Die Muskeln des Raubtiermenschen erschlafften plötzlich, und nach ein paar Zuckungen lag er regungslos da. Der Großherzog erhob sich, das Blut strömte über seine Wange, und die Brust hob und senkte sich in stürmischen Atemzügen.

»Ein gefährlicher Kerl, wie ich Ihnen sagte, Professor! Wollen Sie den Strick bringen, so daß wir ihn binden können?«

»Aber Ihr Ohr, Hoheit?«

»Das hat Zeit.«

Philipp holte rasch den Strick und ließ im Vorbeieilen Vater Ignazios Beschwörungsgesang durch eine drohende Geste mit dem Revolver verstummen. Der Großherzog und er banden den Sergeanten rasch mit doppelten Stricken. (Philipp schlug vor, sie ihm lieber direkt um den Hals zu legen und ihn in angemessener Entfernung vom Boden zum Fenster hinauszuhissen.)

Dann holte Philipp Wasser und half dem Großherzog die klaffende Wunde zu waschen, die die Zähne des Sergeanten ihm beigebracht hatten, und einen provisorischen Verband anzulegen. Kaum waren sie damit fertig, als Don Ramon einen leisen Schrei ausstieß.

»Was gibt es, Hoheit?« fragte Philipp unruhig.

»Meine Diener, meine beiden prächtigen Diener,« rief der Großherzog. »Die hatte ich ganz vergessen! Ich möchte doch wissen, was die Elenden mit ihnen angefangen haben. Haben sie sie ermordet, so erschieße ich sie auf der Stelle, ohne Urteil und Verhör. Mein prächtiger Joaquin, mein ehrlicher Auguste! Ich will hoffen, daß sie euch nichts getan haben!«

Er ging auf Vater Ignazio zu, der jetzt ganz stumm und regungslos dalag und nur hie und da in sich hineinmurmelte.

»Wo sind Joaquin und Auguste? Was habt ihr mit ihnen angefangen? Antworten Sie, Sie Zierde der Kirche!«

» Maledictus in aeternum, maledictus, maledictus,« murmelte der Geistliche psalmodierend, während er Don Ramon mit brennenden Augen betrachtete. » Maledictus in nomine patris et filii et spiritus sancti. Nefaste princeps, perinde, perinde ac cadaver!«

Der Großherzog betrachtete ihn mit einem Achselzucken und ging dann weiter in den Raum, wo Präsident Hernandez untergebracht war.

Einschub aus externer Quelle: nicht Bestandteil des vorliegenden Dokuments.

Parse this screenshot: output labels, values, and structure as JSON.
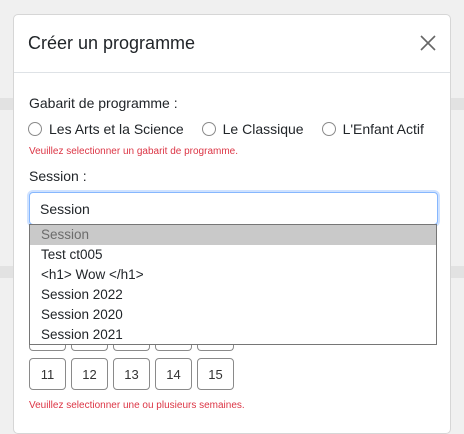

»Ich fürchte, Vater Ignazio wird seine Verbrechen im Irrenhaus sühnen, Professor. Wir müssen den Präsidenten ins Gebet nehmen.«

Als er dies sagte, merkte Philipp zum erstenmal, daß er stärker als sonst hinkte, und fragte besorgt:

»Haben sich Hoheit den Fuß verletzt?«

»Ganz unbedeutend. Ich muß ihn mir verstaucht haben, als dieser Sergeant auf mich fiel. Machen Sie sich keine Sorgen, Professor! Es ist nichts. Ich bin jetzt symmetrischer, da ich auf beiden Beinen hinke.«

Sie fanden Señor Hernandez, der sie mit stumpfen Blicken anstarrte, auf dem Boden des Zimmers. Er schien von den Ereignissen des Abends völlig betäubt zu sein und machte anfangs nicht Miene, die Fragen des Großherzogs zu verstehen.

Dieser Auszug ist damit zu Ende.